I'm pursuing a computing PhD at the Scientific Computing and Imaging Institute (SCI) at the University of Utah under Dr. Shireen Elhabian's advisement. I joined SCI after working in machine learning and speech science for telephone transcription at CaptionCall. Before that, I earned my BS in Mathematics from Westminster College where I also minored in Physics and Computer Science and earned an honors certificate.
My research involves quantifying uncertainty in deep learning models for medical image analysis. I am interested in Bayesian and statistical methods for shape modeling from volumetric images. I focus on medical applications such as pathology detection and diagnosis in orthopedic, neuroscience, and cardiac research.
I recently completed an internship with the Machine Learning and Instrument Autonomy group at the NASA Jet Propulsion Lab. In this project I applied Bayesian deep learning techniques for an application in cosmology, Cosmic Microwave Background (CMB) recovery.
In my free time, I tend to my garden with my husband and dog. We also enjoy art, skiing, backpacking, and river rafting.Recent News:
- My journal article "Learning Spatiotemporal Statistical Shape Models for Nonlinear Dynamic Anatomies" was accepted for publication in the Frontiers in Bioengineering and Biotechnology Biomechanics.
- Accepted to participate in the AAAI 2023 Doctoral Consortium.
- My paper "Cosmic Microwave Background Recovery: A Graph-Based Bayesian Convolutional Network Approach" was accepted to the Conference on Innovative Applications of Artificial Intelligence (IAAI), part of AAAI 2023.

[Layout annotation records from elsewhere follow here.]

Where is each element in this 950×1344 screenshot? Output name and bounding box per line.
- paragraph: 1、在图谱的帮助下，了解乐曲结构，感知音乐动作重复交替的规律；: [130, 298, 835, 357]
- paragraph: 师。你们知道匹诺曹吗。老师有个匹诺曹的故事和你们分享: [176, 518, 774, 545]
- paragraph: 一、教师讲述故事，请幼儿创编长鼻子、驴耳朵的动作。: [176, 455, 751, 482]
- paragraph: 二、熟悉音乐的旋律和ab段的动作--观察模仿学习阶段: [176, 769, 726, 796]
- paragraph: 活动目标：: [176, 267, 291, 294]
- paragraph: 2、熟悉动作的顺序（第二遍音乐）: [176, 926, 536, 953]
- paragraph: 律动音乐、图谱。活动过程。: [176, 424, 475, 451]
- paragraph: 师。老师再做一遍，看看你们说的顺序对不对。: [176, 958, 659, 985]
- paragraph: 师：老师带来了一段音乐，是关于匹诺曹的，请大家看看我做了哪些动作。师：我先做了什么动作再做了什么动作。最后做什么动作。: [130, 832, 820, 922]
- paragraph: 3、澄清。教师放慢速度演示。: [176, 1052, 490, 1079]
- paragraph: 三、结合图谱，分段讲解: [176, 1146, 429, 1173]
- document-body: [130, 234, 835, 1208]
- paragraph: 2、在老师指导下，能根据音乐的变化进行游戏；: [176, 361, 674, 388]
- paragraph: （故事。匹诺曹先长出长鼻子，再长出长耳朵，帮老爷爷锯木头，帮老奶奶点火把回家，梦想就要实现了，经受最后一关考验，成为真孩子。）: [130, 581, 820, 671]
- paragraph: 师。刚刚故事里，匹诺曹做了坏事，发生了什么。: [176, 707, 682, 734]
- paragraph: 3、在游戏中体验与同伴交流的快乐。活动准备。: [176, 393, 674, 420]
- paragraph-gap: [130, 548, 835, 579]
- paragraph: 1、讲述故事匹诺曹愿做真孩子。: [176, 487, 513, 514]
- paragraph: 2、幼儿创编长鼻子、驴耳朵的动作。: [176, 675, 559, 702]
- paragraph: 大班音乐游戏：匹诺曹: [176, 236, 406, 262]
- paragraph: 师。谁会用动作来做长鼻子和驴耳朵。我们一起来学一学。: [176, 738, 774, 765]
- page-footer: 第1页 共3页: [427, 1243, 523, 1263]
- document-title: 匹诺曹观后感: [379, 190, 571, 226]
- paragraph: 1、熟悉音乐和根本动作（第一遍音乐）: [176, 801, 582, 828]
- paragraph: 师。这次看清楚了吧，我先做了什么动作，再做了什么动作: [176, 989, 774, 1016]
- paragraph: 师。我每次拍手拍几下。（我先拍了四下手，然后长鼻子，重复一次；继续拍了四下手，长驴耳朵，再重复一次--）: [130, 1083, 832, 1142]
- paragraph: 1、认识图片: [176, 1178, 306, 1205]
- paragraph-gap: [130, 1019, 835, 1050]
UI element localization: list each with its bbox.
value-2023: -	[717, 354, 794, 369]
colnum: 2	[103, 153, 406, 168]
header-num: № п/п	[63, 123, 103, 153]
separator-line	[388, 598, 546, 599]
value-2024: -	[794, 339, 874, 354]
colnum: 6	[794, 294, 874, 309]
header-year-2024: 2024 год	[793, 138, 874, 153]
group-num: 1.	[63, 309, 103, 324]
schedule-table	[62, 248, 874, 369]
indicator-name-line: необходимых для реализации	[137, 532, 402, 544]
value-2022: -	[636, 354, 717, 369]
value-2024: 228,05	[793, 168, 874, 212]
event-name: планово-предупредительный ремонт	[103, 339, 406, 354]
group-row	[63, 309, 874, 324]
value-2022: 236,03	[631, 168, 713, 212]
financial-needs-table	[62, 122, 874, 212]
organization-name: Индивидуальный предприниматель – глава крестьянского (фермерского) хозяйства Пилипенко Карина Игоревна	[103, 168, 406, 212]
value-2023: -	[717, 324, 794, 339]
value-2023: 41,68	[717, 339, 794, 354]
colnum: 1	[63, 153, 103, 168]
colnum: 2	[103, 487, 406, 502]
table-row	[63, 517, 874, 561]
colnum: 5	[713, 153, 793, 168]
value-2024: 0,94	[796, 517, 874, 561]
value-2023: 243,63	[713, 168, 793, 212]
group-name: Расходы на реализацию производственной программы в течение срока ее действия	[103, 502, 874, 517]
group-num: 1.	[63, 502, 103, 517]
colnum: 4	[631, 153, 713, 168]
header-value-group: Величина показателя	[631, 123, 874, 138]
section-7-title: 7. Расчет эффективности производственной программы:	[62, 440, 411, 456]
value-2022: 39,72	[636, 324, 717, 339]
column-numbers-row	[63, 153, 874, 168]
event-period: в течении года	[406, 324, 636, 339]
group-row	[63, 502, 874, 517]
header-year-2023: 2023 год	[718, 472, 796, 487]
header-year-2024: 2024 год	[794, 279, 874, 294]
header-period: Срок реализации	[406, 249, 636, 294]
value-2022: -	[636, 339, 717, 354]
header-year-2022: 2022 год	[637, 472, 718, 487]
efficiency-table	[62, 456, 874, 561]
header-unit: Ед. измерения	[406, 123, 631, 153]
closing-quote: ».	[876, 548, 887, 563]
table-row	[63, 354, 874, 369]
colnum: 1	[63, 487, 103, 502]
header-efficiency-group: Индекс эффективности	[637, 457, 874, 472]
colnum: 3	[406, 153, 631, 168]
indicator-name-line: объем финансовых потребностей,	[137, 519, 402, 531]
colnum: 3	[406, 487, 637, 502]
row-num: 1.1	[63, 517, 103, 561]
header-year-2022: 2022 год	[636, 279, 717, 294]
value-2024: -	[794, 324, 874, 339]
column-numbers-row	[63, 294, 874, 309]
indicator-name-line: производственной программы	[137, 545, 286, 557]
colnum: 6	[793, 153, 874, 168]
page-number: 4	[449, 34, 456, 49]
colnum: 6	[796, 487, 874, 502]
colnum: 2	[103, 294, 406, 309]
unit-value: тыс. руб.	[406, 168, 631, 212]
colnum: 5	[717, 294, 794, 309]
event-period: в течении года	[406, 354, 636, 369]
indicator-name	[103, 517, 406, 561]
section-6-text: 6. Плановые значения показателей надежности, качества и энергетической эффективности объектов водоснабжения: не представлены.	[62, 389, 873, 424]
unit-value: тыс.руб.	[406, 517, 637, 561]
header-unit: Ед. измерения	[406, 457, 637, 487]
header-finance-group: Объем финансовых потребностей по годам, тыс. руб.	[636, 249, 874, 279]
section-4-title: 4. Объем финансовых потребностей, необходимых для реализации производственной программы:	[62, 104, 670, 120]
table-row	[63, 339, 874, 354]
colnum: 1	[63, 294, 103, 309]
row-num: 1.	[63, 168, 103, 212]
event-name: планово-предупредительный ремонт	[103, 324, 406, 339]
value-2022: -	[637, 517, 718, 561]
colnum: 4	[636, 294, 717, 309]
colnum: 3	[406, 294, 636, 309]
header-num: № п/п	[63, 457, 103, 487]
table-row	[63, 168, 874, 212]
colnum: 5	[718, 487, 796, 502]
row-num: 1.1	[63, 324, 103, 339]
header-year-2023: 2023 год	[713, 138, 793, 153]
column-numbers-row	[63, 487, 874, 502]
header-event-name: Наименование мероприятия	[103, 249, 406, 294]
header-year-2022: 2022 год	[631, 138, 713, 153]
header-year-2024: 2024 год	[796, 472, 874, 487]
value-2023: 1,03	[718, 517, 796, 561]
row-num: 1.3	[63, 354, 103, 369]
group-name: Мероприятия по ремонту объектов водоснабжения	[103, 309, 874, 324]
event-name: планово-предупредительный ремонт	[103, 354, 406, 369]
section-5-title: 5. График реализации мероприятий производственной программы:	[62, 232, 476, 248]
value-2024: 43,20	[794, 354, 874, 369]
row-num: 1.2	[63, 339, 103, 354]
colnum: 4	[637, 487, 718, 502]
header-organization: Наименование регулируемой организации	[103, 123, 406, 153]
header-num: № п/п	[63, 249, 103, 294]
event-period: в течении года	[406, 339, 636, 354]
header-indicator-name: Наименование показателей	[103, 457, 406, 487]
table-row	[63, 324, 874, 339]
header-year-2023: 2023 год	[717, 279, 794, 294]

- I won the "Best Oral Presentation" award for my paper "Spatiotemporal Cardiac Statistical Shape Modeling: A Data-Driven Approach" at the MICCAI Statistical Atlases and Computational Modeling of the Heart (STACOM) workshop, 2022.
- My paper "From Images to Probabilistic Anatomical Shapes: A Deep Variational Bottleneck Approach" was early accepted at the International Conference on Medical Image Computing and Computer Assisted Intervention (MICCAI), 2022.